Non-fungible tokens (NFTs) have made headlines twice in the past three years. Both CryptoKitties and Beeple use digital tokens to certify that your asset is unique. You own the only version of Cat #127 that exists. This has changed something very basic about our lives already – how willing we are to pay for information. 

As consumers, we demand a lot of details about the origin of the things we own. Is that coffee fair trade? Is this antique jewelry real? But products often lead complex lives and trade hands many times. This makes tracking their full history expensive. Plus,  there’s only so much I’m willing to pay for that banged up necklace.

There is no way to track a good as it changes hands over time, unless you have a central registry. NFTs solve this problem. This short essay explains how. 

What’s the problem with ownership? 

The 2020 Port of Beirut explosion was caused by a warehouse full of chemicals of opaque ownership. The cargo had originally been on a ship that was abandoned six years earlier at port after a diplomatic dispute. Because the chain of custody was broken, no one knew what to do with the cargo, and so it sat and then exploded.

Authenticating the chain of custody of an object over long periods of time is a tricky process. As a result, it is also an often expensive process, which is why there is an entire industry dedicated to tracking the history of works of art. 

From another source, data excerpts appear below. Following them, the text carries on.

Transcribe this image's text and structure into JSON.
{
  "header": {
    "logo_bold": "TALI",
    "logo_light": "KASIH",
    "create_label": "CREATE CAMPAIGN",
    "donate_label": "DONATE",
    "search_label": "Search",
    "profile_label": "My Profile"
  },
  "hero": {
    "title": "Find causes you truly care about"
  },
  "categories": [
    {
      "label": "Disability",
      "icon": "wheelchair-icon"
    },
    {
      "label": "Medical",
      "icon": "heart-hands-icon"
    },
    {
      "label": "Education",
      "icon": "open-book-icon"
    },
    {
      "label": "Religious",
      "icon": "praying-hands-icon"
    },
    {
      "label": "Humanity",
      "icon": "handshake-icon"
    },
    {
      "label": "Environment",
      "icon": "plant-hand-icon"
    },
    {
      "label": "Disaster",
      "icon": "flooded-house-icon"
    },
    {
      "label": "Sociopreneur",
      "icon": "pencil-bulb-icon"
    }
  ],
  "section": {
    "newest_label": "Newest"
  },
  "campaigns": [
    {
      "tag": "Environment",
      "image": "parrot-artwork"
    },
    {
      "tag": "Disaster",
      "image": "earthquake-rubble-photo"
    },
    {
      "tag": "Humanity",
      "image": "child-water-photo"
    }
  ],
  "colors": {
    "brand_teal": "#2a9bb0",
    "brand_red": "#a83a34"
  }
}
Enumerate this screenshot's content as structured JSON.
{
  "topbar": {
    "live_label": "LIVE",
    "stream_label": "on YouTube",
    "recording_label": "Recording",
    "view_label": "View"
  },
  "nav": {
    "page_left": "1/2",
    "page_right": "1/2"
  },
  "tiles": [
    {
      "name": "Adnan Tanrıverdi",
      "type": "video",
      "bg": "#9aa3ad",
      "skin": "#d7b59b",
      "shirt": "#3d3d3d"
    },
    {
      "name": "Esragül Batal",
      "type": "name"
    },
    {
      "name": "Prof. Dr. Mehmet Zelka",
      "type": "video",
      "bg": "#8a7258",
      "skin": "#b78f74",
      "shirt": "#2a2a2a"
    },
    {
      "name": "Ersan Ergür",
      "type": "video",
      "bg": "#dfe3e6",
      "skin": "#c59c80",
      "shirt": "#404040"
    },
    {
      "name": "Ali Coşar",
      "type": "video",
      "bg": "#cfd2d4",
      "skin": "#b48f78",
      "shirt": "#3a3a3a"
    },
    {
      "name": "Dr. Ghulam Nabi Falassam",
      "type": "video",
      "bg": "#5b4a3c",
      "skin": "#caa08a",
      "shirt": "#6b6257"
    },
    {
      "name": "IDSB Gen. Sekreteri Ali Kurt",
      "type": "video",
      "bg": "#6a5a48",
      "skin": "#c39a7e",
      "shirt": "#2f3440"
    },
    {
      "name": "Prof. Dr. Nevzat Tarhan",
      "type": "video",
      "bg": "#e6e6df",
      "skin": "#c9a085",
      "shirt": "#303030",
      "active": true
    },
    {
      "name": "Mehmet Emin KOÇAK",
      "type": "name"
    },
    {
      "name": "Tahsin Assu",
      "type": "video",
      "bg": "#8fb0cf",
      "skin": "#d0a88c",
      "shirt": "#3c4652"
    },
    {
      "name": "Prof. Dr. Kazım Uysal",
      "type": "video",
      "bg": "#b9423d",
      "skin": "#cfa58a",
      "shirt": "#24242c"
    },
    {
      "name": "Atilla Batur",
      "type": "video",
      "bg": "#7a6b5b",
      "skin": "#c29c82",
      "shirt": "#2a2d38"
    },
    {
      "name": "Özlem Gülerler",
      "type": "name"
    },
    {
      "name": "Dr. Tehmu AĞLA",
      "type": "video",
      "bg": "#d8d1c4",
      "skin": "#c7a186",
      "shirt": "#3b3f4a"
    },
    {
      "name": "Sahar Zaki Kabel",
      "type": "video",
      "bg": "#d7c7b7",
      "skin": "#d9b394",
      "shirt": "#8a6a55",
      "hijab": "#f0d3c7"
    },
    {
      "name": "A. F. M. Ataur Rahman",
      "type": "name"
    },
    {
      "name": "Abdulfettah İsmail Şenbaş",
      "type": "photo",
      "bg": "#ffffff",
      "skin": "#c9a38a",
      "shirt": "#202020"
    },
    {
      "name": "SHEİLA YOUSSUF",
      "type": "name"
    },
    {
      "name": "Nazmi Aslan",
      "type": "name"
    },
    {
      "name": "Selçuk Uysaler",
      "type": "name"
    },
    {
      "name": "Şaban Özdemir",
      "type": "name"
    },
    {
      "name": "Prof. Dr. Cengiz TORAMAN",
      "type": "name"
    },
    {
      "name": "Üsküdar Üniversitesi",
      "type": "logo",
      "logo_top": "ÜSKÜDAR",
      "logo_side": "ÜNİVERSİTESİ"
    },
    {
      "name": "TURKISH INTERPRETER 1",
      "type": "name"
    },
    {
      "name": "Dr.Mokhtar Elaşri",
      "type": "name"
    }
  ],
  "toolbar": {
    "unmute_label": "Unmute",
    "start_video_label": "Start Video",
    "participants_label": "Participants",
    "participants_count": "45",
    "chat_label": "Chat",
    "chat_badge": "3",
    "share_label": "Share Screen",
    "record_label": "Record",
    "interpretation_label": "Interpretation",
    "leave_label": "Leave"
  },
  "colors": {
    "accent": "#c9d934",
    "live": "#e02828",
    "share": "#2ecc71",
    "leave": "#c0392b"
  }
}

In response to these problems, tracking technologies have improved dramatically in the past five years. However the process still gets stuck when you transfer your product to someone else. Luckily, this is where NFTs come in. They show us two key things: 

  • the solution does not to have be a central registry, which is a great target for hackers and 
  • consumers are willing to pay for clarity of information, maybe more than we expected.

 

How CryptoKitties solved the authentication problem

In 2018, CryptoKitties launched as a popular blockchain-based game where you could collect and breed limited-edition digital cats. CryptoKitties are digital but otherwise similar to physical collectables like Beanie Babies or Squishmallows. For any collectable, value is tightly tied to the ability to authenticate its origin. 

The technological twist is how they’re authenticated. Your CryptoKittie has a unique digital ID (or token). No matter what generation of Kittie you own, its provenance is fully traceable back to two of the 50,000 “Gen 0” Kitties. It’s a unique digital asset that cannot be replicated or broken into smaller pieces (this is the non-fungible part).

Non-fungible digital identities turn out to be pretty valuable. An average price for a Kittie is about $8, though a 9th generation Kittie once sold for $172,000.

Christie’s auction changes how ownership is transferred 

The next time intrinsic provenance made the news was in 2021 when Christie’s auction house sold an NFT for $69.3 million. The NFT represented a digital file called “Everydays – The First 5000 Days” by artist Beeple. While NFTs had been gaining momentum in the gaming, music, and art world, this was the first time a major auction house had sold what it called a “purely digital artwork.” 

Previous digital works at auction had been accompanied by certificates of authenticity or hard drives to transfer the files.

What this has changed in your life

NFTs solve two outstanding problems with long-lived digital assets: what is the chain of ownership from inception to now; and how to properly price this information. 

This means three things for your life:

  • Ownership is highly valued even where access is free. Anyone can freely view the “Everydays” work on the artist’s website, and yet Metapurse (the collective that won the auction) valued ownership enough to pay tens of millions of dollars for it. 
  • We can expect the future of ownership will be one where, at least for high value items, provenance will be intrinsic, or part of the object itself. NFTs do this today for digitally-native objects,
  • With NFTs, creators (of a product or art) can share and sell freely knowing that 1) They can remain owners of the master copy even as duplicates are shared online, and 2) If they sell their work they can then be paid a cut each subsequent time it’s sold.